Тони прислонилась к дверному косяку. Потом хрипло сказала:
– Я хочу спросить тебя о чем-то очень важном. Почему ты донес на Хейнца Кёлера?
– Как донес? – переспросил Томас. Упрек был несправедлив, но Томас весь день мучался оттого, что сказал полицейским о Хейнце.
Тони в упор смотрела на него, губы ее дрожали. И лицо побледнело, как бледнеют смуглые лица. Исчез золотистый налет. Но она взяла себя в руки, спокойно сказала:
– У нас в производственной все говорят, будто ты донес на Хейнца. Кое-кто даже считает, что ты поступил правильно. Говорят, ты этим свое положение исправил.
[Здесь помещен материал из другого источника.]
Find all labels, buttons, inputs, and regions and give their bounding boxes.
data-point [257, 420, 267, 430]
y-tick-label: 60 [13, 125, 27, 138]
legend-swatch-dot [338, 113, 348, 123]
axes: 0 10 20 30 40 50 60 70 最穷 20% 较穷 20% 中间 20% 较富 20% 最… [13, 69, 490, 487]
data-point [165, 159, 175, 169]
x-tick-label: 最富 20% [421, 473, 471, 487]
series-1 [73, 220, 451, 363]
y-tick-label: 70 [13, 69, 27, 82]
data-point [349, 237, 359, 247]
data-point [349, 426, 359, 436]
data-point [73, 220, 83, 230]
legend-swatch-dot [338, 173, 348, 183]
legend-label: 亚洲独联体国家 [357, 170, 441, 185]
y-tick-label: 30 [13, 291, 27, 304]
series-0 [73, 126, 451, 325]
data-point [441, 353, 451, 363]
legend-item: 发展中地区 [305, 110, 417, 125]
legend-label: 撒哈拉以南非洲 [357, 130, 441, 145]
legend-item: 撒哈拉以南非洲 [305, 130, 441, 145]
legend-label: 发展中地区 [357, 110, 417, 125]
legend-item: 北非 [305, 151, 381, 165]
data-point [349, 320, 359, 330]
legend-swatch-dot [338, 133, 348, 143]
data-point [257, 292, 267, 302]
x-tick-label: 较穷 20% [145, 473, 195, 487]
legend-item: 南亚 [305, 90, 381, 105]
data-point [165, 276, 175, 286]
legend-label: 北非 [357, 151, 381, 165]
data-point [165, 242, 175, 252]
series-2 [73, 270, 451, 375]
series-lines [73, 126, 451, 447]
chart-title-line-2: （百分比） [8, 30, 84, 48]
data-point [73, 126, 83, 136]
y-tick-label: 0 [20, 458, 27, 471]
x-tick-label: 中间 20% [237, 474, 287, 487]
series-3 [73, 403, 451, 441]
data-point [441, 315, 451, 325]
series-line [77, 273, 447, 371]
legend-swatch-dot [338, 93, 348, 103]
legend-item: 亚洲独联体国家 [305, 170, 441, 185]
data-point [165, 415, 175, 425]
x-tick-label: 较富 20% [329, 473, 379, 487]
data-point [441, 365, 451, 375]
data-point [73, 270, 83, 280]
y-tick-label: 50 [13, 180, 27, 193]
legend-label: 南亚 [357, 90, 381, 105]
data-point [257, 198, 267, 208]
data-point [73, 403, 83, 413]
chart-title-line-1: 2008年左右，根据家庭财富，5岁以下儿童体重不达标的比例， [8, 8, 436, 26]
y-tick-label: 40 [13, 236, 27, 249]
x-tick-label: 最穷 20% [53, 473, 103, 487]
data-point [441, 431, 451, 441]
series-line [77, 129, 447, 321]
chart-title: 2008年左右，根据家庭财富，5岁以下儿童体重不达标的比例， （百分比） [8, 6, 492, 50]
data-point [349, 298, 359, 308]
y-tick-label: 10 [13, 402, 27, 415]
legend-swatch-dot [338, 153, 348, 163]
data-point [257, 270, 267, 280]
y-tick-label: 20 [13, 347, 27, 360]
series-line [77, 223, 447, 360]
– Что исправил? Какое положение?
– Тебя ведь все попрекали судом. Правда, даже они говорят, что всю последнюю неделю ты держался молодцом. Но с Хейнцем-то разве вы не дружили? Ну, часто ссорились. Так уж ведется между настоящими друзьями. Он с тобой о многом откровенно говорил. А ты теперь, значит, все это выложил?
У Томаса дрогнули губы. Но и он сумел взять себя в руки, прежде чем ответил:
– А ты сама как думаешь?
– Не в этом дело, – сказала Тони. – Штрукс долго лежал без сознания, а теперь пришел в себя. Он утверждает, что его ударил Хейнц. Сначала задержал у столовой, потом к нему подбежали остальные, Вебер, Бернгард, других он точно назвать не может. Но Хейнца он видел точно. Твои слова, Томас, решили вопрос, и Хейнца арестовали. – Она говорила быстро, взволнованно, во взгляде ее не было и следа нежности, только резкое требование откровенности. – Ты все выложил, о чем Хейнц говорил с тобой, чтобы снова стать паинькой.